In the city of Al-Qanawis in the Hodeidah governorate of north-western Yemen, a hospital supported by Doctors Without Borders (MSF) treat the most vulnerable people affected by the war – and many of those are new mothers, children, and pregnant women.

“The first thing that a war does to a country is to burden its health system,” said Monica Costeira, an MSF paediatrician in a separate report. “In Yemen, the health infrastructure, which was already weak, has buckled under the extra weight.”

A newborn baby whose mother came from a small village without access to healthcare died after being born with breathing difficulties, and the hospital managed to save her twin.

“Al Qanawis MSF hospital, still hours away from her home. Fortunately, she managed to arrive at our hospital in time, and she delivered her second baby, Latifa. Latifa, who was born underweight, was admitted to us for two months and soon became a source of love and affection for the whole team.”

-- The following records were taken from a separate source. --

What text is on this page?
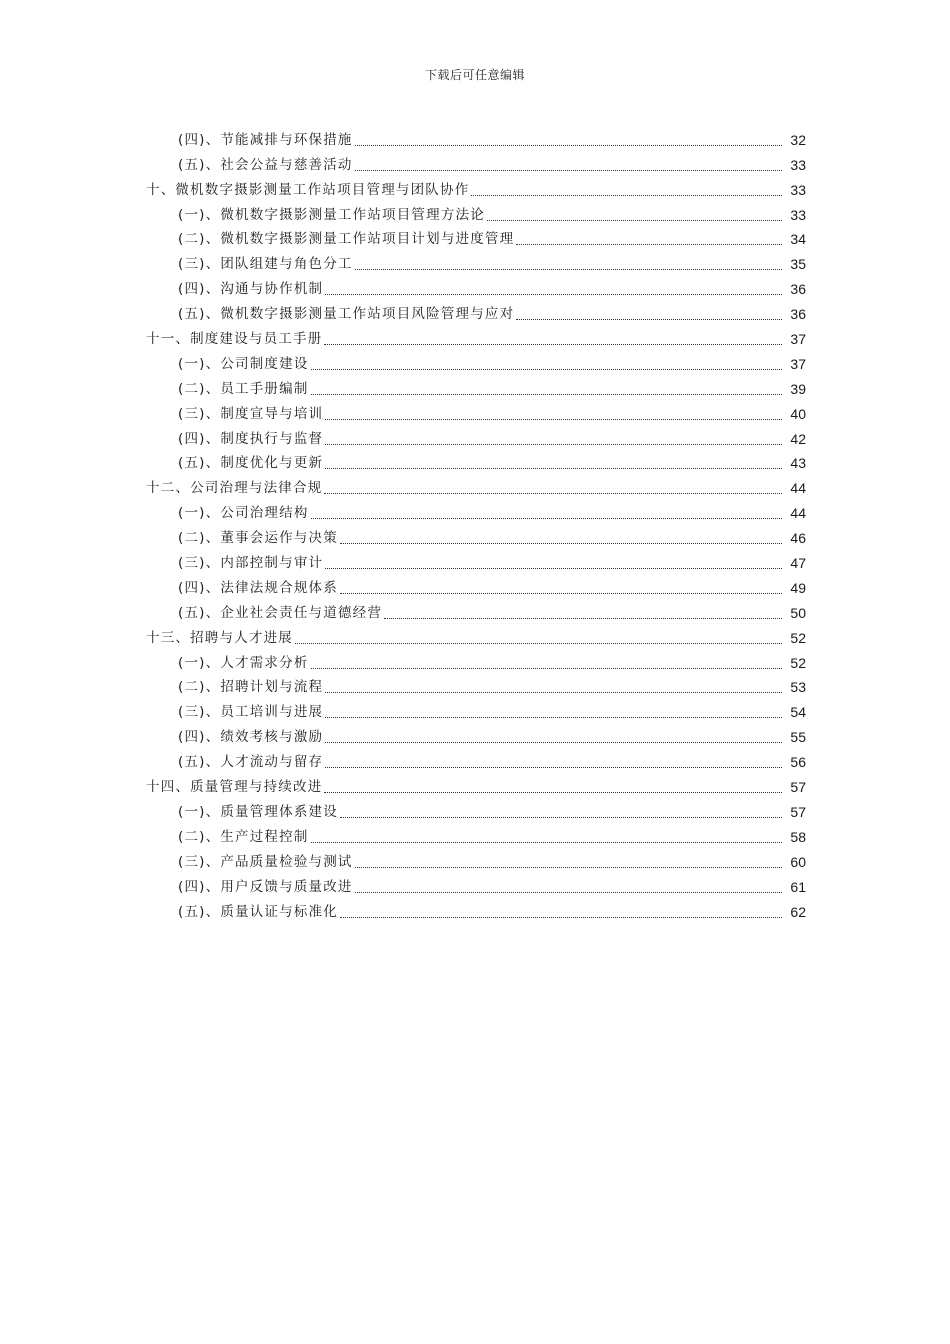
下载后可任意编辑
(四)、节能减排与环保措施	32
(五)、社会公益与慈善活动	33
十、微机数字摄影测量工作站项目管理与团队协作	33
(一)、微机数字摄影测量工作站项目管理方法论	33
(二)、微机数字摄影测量工作站项目计划与进度管理	34
(三)、团队组建与角色分工	35
(四)、沟通与协作机制	36
(五)、微机数字摄影测量工作站项目风险管理与应对	36
十一、制度建设与员工手册	37
(一)、公司制度建设	37
(二)、员工手册编制	39
(三)、制度宣导与培训	40
(四)、制度执行与监督	42
(五)、制度优化与更新	43
十二、公司治理与法律合规	44
(一)、公司治理结构	44
(二)、董事会运作与决策	46
(三)、内部控制与审计	47
(四)、法律法规合规体系	49
(五)、企业社会责任与道德经营	50
十三、招聘与人才进展	52
(一)、人才需求分析	52
(二)、招聘计划与流程	53
(三)、员工培训与进展	54
(四)、绩效考核与激励	55
(五)、人才流动与留存	56
十四、质量管理与持续改进	57
(一)、质量管理体系建设	57
(二)、生产过程控制	58
(三)、产品质量检验与测试	60
(四)、用户反馈与质量改进	61
(五)、质量认证与标准化	62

Complications related to premature deliveries are the leading cause of deaths for newborns, the doctor said.

In 2015, a Saudi-led coalition intervened in Yemen to support the embattled government of President Abedrabbo Mansour Hadi after the Houthis captured the country's capital, Sanaa.

The war in Yemen has plunged the poorest country on the Arabian Peninsula into the world's worst humanitarian crisis, according to the UN, pushing the population to the brink of starvation.

Tens of thousands of people, mostly civilians, have been killed and millions displaced since the conflict began.

Last week the UN Security Council called for "de-escalation" in Yemen in a unanimously adopted statement to counter "the growing risk of large-scale famine" in the country.